A room filled with an emotional audience gave Thacker the platform to lead a discussion for students, staff, faculty and members of the Ogden community.
Thacker attended Weber State during the 1960s, graduating in ’69. During his time at Weber State, Thacker was part of the Army ROTC program.
Following his time at WSU, he was commissioned as a first lieutenant. Thacker would then go on to serve in Vietnam in the 1st Battalion, 92nd Artillery.
In 1971, Thacker was put in charge of a six-man observation team, who found themselves under attack from the Vietnamese. At one point, there was a break in the fighting and the group planned to get themselves to the nearest extraction point.
Amidst all the chaos, Thacker found himself alone for eight days in the jungle. During those eight days, Thacker went without food or water.
Eventually Thacker was able to make it back to safety and was then allowed to “stop surviving and start recovering.”
Two years after the incident, Thacker was presented with the Congressional Medal of Honor on Oct. 15th, 1973 by President Nixon.
“This isn’t a ‘me’ award,” Thacker told audience members. “This is an ‘us’ award.”
Thacker explained that awards like this are always given to “one individual out of a group that was in the same place, doing the same thing and being shot at by the same people.”
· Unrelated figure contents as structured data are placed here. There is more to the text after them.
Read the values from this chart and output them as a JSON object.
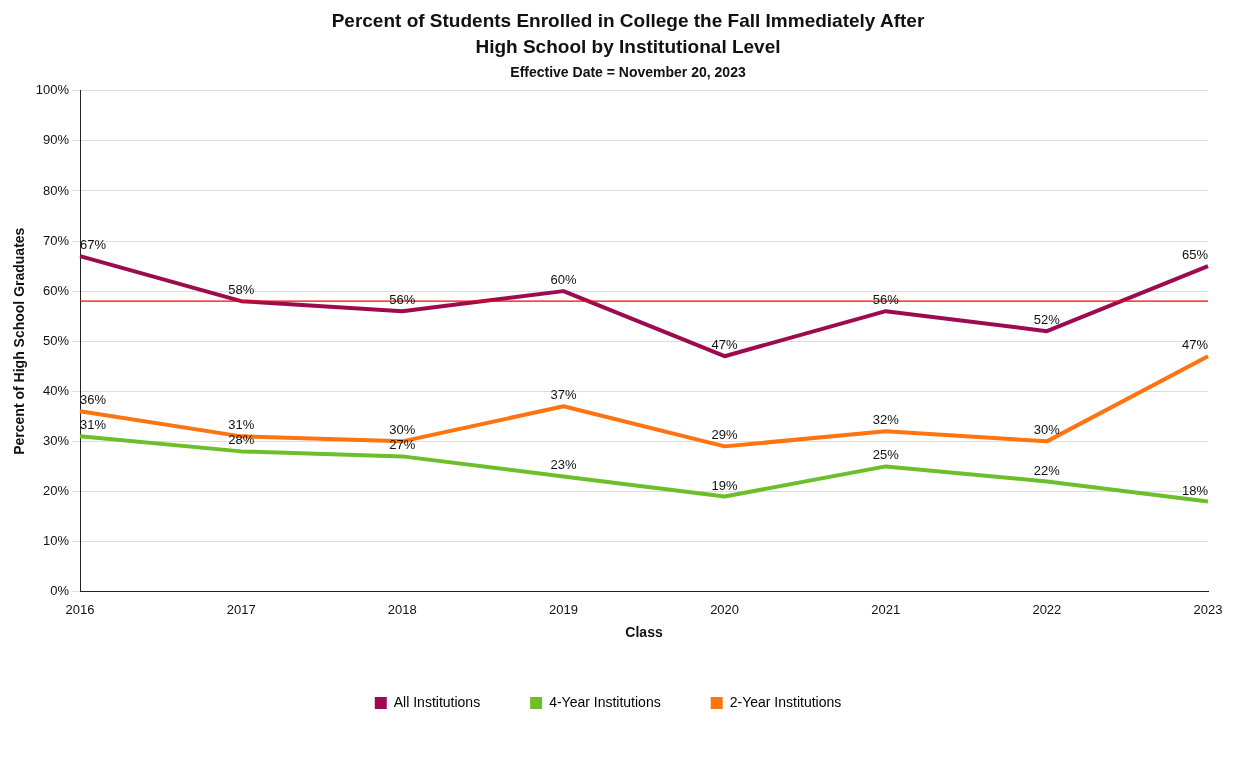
{
  "chart_data": {
    "type": "line",
    "title": "Percent of Students Enrolled in College the Fall Immediately After High School by Institutional Level",
    "subtitle": "Effective Date = November 20, 2023",
    "xlabel": "Class",
    "ylabel": "Percent of High School Graduates",
    "categories": [
      "2016",
      "2017",
      "2018",
      "2019",
      "2020",
      "2021",
      "2022",
      "2023"
    ],
    "series": [
      {
        "name": "All Institutions",
        "color": "#9c0a50",
        "values": [
          67,
          58,
          56,
          60,
          47,
          56,
          52,
          65
        ],
        "value_labels": [
          "67%",
          "58%",
          "56%",
          "60%",
          "47%",
          "56%",
          "52%",
          "65%"
        ]
      },
      {
        "name": "4-Year Institutions",
        "color": "#6cbf2a",
        "values": [
          31,
          28,
          27,
          23,
          19,
          25,
          22,
          18
        ],
        "value_labels": [
          "31%",
          "28%",
          "27%",
          "23%",
          "19%",
          "25%",
          "22%",
          "18%"
        ]
      },
      {
        "name": "2-Year Institutions",
        "color": "#ff7410",
        "values": [
          36,
          31,
          30,
          37,
          29,
          32,
          30,
          47
        ],
        "value_labels": [
          "36%",
          "31%",
          "30%",
          "37%",
          "29%",
          "32%",
          "30%",
          "47%"
        ]
      }
    ],
    "ylim": [
      0,
      100
    ],
    "yticks": [
      {
        "value": 0,
        "label": "0%"
      },
      {
        "value": 10,
        "label": "10%"
      },
      {
        "value": 20,
        "label": "20%"
      },
      {
        "value": 30,
        "label": "30%"
      },
      {
        "value": 40,
        "label": "40%"
      },
      {
        "value": 50,
        "label": "50%"
      },
      {
        "value": 60,
        "label": "60%"
      },
      {
        "value": 70,
        "label": "70%"
      },
      {
        "value": 80,
        "label": "80%"
      },
      {
        "value": 90,
        "label": "90%"
      },
      {
        "value": 100,
        "label": "100%"
      }
    ],
    "ref_lines": [
      {
        "axis": "y",
        "value": 58,
        "color": "#ff0000"
      }
    ],
    "grid": "y",
    "legend": "bottom",
    "marker": "none",
    "line_style": "solid"
  }
}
Mara Wandrey, the Cadet Battalion Commander, found the advice Thacker gave about working with a team very helpful. “It’s about building off of the opportunities you can provide for your men,” said Wandrey. “By doing that, you give them the ability for self-development.”
Thacker allowed the discussion to turn into an interactive experience for the audience by allowing audience members to ask questions throughout his speech.
During his presentation, Thacker addressed the issues that come with post-traumatic stress disorder. He hopes that, in the future, there will be better treatment available for those who suffer from the disorder.
Senior MS4 Cadet Tai Nguyen enjoyed the focus Thacker put on helping civilians understand the struggles faced by members of the armed forces.
“Mr. Thacker is a very honorable and intelligent individual,” Nguyen commented. “He helps civilians understand the stressors that are put on military personnel.”
The Army ROTC presented Thacker with a gift following his presentation. The event was sponsored by the Army ROTC and the College of Social & Behavioral Sciences.